#dusk $DUSK Há algum tempo, ao analisar o design de uma arquitetura de conformidade do Dusk @Dusk , descobri que, para colocar na blockchain os ativos da Wall Street, eles forçaram a inserção de um sistema de Viewing Keys (chaves de visualização) nos contratos de segurança de confidencialidade da camada de base (XSC) e no livro-razão Phoenix.

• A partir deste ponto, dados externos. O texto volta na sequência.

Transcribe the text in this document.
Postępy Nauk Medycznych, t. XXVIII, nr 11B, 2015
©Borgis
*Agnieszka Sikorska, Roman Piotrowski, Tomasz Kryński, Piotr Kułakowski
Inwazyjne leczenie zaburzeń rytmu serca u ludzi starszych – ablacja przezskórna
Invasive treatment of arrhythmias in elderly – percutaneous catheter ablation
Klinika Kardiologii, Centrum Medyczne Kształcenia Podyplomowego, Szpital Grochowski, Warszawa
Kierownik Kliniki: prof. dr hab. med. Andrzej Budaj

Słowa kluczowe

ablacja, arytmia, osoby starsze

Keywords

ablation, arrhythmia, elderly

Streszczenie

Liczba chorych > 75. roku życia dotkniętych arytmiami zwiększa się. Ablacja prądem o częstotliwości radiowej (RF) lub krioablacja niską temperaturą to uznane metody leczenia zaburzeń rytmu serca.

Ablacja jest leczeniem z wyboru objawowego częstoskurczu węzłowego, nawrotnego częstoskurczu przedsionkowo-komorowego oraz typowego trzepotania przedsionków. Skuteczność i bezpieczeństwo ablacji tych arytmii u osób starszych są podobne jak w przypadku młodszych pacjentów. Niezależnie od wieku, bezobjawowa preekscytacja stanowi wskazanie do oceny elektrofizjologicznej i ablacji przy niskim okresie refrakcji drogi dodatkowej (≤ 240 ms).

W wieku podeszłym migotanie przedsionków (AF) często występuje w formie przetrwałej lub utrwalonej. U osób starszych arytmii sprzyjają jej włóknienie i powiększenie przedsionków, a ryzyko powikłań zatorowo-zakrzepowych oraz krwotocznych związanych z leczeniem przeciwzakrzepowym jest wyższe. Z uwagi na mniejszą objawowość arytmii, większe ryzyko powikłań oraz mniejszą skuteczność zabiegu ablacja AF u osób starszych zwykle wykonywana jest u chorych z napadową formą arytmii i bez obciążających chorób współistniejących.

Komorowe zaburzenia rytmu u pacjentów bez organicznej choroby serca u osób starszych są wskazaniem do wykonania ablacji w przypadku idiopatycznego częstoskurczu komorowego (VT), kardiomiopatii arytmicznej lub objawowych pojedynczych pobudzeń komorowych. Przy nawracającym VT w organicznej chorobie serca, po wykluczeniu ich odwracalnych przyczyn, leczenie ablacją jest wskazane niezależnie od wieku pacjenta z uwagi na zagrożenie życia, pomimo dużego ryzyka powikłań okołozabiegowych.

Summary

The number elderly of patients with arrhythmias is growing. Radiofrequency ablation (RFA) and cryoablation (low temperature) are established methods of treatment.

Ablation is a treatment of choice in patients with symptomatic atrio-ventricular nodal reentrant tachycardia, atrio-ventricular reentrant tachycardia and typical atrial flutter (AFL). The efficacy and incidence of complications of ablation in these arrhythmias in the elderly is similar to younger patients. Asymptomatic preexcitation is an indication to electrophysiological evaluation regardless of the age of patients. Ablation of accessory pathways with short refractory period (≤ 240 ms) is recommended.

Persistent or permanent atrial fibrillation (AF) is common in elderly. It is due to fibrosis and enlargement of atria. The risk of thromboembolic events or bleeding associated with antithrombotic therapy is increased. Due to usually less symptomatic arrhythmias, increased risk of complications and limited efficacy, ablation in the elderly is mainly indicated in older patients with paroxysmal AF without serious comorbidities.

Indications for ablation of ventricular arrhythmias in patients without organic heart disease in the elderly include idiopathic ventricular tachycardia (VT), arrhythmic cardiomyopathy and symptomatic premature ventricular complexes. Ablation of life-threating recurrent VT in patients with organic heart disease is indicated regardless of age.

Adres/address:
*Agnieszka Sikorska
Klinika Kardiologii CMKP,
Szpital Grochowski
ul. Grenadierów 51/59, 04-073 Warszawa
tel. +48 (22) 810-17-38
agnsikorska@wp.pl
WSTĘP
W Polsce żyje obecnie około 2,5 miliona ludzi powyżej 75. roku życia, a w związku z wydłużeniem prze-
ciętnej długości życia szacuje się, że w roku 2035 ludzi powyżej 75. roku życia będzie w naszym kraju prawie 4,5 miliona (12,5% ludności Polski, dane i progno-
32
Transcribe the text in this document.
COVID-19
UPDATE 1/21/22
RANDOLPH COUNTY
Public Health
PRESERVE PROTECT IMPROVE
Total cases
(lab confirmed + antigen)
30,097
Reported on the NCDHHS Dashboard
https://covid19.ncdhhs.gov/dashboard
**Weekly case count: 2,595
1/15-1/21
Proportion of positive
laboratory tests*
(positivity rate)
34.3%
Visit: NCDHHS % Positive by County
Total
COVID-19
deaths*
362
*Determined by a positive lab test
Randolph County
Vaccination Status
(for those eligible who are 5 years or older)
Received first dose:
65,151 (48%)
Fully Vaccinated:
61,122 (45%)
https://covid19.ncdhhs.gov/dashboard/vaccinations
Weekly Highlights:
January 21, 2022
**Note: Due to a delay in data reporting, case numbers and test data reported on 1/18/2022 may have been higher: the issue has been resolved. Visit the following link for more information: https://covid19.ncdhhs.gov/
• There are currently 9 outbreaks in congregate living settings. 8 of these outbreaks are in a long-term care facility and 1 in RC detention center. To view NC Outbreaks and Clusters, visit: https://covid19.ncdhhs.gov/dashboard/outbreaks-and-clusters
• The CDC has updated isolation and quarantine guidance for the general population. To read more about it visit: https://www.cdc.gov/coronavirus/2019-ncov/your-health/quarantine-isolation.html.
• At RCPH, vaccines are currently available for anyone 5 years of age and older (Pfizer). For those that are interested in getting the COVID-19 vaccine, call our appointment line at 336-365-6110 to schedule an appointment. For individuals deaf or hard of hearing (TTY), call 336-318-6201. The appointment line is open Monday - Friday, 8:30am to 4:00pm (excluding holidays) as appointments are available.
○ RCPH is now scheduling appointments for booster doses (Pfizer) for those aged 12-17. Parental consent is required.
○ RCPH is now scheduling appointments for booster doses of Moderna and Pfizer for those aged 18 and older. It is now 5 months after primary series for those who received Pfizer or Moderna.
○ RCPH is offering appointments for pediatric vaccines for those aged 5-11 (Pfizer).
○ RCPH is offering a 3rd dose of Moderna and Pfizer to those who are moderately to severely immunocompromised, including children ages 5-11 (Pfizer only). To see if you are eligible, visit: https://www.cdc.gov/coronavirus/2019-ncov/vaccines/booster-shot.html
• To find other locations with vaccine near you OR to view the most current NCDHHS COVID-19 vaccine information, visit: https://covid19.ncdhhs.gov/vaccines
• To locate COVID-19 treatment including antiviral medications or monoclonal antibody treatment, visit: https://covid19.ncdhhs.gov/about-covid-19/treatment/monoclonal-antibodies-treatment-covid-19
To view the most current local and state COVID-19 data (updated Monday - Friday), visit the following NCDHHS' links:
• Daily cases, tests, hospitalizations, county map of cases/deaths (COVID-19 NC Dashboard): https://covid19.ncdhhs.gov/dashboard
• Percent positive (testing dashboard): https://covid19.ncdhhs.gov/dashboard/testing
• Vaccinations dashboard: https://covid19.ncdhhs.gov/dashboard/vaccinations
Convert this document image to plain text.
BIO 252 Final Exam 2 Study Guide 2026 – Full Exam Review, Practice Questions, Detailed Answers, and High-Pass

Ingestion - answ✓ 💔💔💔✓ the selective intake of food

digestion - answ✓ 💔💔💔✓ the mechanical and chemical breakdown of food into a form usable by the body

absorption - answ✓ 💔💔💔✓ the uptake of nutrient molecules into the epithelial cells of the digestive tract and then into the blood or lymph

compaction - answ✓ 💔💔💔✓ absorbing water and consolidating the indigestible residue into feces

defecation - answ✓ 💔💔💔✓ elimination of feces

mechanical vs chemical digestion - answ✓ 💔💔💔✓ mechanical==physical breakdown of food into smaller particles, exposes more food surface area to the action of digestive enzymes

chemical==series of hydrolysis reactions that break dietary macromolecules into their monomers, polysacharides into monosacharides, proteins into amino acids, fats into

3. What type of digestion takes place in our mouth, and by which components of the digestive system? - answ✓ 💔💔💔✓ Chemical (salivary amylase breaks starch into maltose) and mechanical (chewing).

Quem já mexeu com criptomoedas de privacidade nativas sabe que um verdadeiro livro-razão de provas de conhecimento zero é um black box absoluto. Ninguém consegue ver quantias transferidas de quem para quem, nem mesmo os nós que geram os blocos. Mas as agências reguladoras das finanças tradicionais não permitiriam a existência de um “buraco negro” financeiro em que nem AML (anti-lavagem de dinheiro) nem auditoria conseguem ser feitos.

Então o Dusk criou essa solução de Viewing Keys. Tirando a “casca” criptográfica, a lógica é extremamente direta: é como uma “chave universal somente-leitura”. A parte de auditoria ou o órgão regulador, com essa chave, consegue atravessar o nevoeiro do ZK (provas de conhecimento zero) e enxergar claramente para onde vão os fluxos de fundos na sua conta. Porém, eles só conseguem “ver”; não têm permissão de assinatura de chave privada, então não conseguem mexer no seu dinheiro.$BOME

Esse design realmente é engenhoso, unindo perfeitamente as exigências institucionais de: privacidade absoluta para o público e transparência absoluta para o regulador.

Mas em um sistema criptográfico que se anuncia como “descentralizado e sem confiança”, desde que você deixe uma porta dos fundos reservada na camada mais baixa, essa porta inevitavelmente vira o alvo supremo para hackers e para as fraquezas humanas.

Se existe uma chave universal capaz de enxergar tudo, para quem essa chave deve ser guardada? Se a entidade centralizada de conformidade que detém a chave sofrer uma invasão e a base vazar, ou se algum funcionário interno for comprado por grande quantia, essa rede de privacidade, da qual tanto se orgulham, se transformará instantaneamente numa casa de vidro transparente — em que todo o mundo na rede estará, por assim dizer, “nu”.$MAGMA

Acho que ao criar o Viewing Keys, o Dusk rompeu uma mentira tácita no negócio das instituições Web3: no nicho de finanças descentralizadas orientadas à conformidade, nunca houve privacidade criptográfica absoluta; existe apenas “privacidade baseada em autorização centralizada”.

A seguir, quando olharmos para o Dusk, o foco não é mais elogiar o quão inatacável é o algoritmo ZK, e sim observar atentamente como ele usa mecanismos para impedir que essa “chave de Deus” seja abusada ou vazada. Para sentar à mesa da Wall Street, o primeiro passo é, obrigatoriamente, instalar manualmente no seu sistema de privacidade um ponto único de falha — o mais letal de todos.